Does the description disclose side effects, auth requirements, rate limits, or destructive behavior?

With no annotations provided, the description carries full burden for behavioral disclosure. It states the tool retrieves profile information but doesn't specify what data is included, whether authentication is required, if there are rate limits, or what format the response takes. For a tool with zero annotation coverage, this leaves significant behavioral gaps.

Agents need to know what a tool does to the world before calling it. Descriptions should go beyond structured annotations to explain consequences.

Conciseness5/5

Is the description appropriately sized, front-loaded, and free of redundancy?

The description is a single, efficient sentence that immediately communicates the core function. There's no wasted language or unnecessary elaboration, making it easy to parse while conveying essential information.

Shorter descriptions cost fewer tokens and are easier for agents to parse. Every sentence should earn its place.

Completeness3/5

Given the tool's complexity, does the description cover enough for an agent to succeed on first attempt?

For a zero-parameter tool with no output schema, the description provides basic functionality but lacks important context. It doesn't specify what constitutes a 'Gmail profile' (email address, display name, settings, etc.) or what format the response takes. The absence of annotations means the description should compensate more fully for behavioral transparency.

Complex tools with many parameters or behaviors need more documentation. Simple tools need less. This dimension scales expectations accordingly.

Parameters4/5

Does the description clarify parameter syntax, constraints, interactions, or defaults beyond what the schema provides?

The tool has zero parameters, and schema description coverage is 100%. The description appropriately doesn't discuss parameters since none exist. It could potentially mention that no parameters are needed, but the absence of parameter discussion is reasonable given the empty schema.

Input schemas describe structure but not intent. Descriptions should explain non-obvious parameter relationships and valid value ranges.

Purpose4/5

Does the description clearly state what the tool does and how it differs from similar tools?

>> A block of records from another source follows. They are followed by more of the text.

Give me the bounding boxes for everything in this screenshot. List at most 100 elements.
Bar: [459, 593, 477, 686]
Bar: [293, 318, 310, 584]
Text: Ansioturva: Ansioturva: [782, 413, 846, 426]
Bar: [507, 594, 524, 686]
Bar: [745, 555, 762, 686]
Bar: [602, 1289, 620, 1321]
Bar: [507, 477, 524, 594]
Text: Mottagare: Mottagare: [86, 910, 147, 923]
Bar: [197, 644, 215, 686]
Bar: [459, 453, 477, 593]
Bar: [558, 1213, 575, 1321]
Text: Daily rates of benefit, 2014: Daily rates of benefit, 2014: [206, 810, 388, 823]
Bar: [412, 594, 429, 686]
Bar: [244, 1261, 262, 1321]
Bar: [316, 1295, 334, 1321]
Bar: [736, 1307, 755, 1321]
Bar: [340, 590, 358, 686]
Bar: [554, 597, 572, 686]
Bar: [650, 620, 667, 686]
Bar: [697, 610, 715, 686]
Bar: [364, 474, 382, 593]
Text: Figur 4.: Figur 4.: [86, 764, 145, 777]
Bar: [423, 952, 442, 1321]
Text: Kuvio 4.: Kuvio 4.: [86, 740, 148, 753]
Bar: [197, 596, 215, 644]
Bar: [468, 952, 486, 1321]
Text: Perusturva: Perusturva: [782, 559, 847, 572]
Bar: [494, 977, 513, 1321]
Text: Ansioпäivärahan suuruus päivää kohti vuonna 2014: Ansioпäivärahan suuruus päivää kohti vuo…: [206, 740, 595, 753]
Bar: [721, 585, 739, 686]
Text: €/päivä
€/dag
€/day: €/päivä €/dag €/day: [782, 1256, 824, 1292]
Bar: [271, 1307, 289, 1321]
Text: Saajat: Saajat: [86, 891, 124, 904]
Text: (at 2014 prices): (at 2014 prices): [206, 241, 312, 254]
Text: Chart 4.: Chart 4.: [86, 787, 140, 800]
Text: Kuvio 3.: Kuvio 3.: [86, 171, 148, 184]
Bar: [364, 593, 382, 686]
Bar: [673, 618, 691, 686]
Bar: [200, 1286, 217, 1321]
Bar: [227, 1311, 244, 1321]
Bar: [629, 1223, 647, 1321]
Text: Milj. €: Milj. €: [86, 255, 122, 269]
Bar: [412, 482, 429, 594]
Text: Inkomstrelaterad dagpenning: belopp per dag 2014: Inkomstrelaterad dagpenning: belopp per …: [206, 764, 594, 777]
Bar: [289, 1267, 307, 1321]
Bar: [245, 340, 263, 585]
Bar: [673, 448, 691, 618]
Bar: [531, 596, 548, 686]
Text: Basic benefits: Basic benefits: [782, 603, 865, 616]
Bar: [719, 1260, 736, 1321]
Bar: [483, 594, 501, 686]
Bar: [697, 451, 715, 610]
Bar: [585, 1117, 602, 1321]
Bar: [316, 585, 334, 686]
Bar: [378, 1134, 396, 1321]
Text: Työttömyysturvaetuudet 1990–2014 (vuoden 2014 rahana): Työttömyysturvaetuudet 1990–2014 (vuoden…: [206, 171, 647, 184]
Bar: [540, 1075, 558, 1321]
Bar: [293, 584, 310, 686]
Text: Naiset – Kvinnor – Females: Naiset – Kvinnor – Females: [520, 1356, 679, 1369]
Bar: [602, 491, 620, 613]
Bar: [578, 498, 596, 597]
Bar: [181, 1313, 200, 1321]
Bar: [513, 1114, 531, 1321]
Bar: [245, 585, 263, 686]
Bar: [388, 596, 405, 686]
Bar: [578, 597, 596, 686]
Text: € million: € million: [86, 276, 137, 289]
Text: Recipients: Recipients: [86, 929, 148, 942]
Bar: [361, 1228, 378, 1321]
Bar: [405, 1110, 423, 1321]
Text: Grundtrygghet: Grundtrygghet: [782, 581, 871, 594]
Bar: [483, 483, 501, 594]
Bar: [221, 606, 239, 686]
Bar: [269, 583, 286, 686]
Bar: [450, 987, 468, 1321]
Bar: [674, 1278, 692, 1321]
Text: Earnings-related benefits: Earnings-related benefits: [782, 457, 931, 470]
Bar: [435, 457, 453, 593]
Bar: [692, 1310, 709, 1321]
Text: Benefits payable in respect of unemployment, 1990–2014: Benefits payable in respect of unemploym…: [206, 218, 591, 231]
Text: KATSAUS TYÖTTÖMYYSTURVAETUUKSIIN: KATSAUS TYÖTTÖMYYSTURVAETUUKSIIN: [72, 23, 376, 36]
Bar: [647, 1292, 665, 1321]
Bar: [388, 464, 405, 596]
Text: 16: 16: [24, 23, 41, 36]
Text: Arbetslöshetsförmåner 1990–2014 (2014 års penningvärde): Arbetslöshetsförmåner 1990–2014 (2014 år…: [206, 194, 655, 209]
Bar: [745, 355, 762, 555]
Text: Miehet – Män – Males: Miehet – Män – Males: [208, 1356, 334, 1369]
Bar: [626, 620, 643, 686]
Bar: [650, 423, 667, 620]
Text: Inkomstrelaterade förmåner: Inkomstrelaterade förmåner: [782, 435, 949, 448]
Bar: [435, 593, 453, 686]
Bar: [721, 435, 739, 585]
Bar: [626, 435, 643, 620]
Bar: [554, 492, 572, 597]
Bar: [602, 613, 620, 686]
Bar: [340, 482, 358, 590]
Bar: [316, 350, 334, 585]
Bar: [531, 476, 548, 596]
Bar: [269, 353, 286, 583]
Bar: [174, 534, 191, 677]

The description clearly states the action ('Get') and resource ('current user's Gmail profile'), making the purpose immediately understandable. However, it doesn't explicitly differentiate from sibling tools like 'get_auto_forwarding' or 'get_vacation' which also retrieve user settings, leaving some ambiguity about what specifically distinguishes this tool.

Agents choose between tools based on descriptions. A clear purpose with a specific verb and resource helps agents select the right tool.

Usage Guidelines2/5

Does the description explain when to use this tool, when not to, or what alternatives exist?

The description provides no guidance on when to use this tool versus alternatives. With many sibling 'get_' tools available (like get_auto_forwarding, get_vacation, get_language), there's no indication of what specific user profile information this returns or when it should be preferred over other profile-related tools.

Agents often have multiple tools that could apply. Explicit usage guidance like "use X instead of Y when Z" prevents misuse.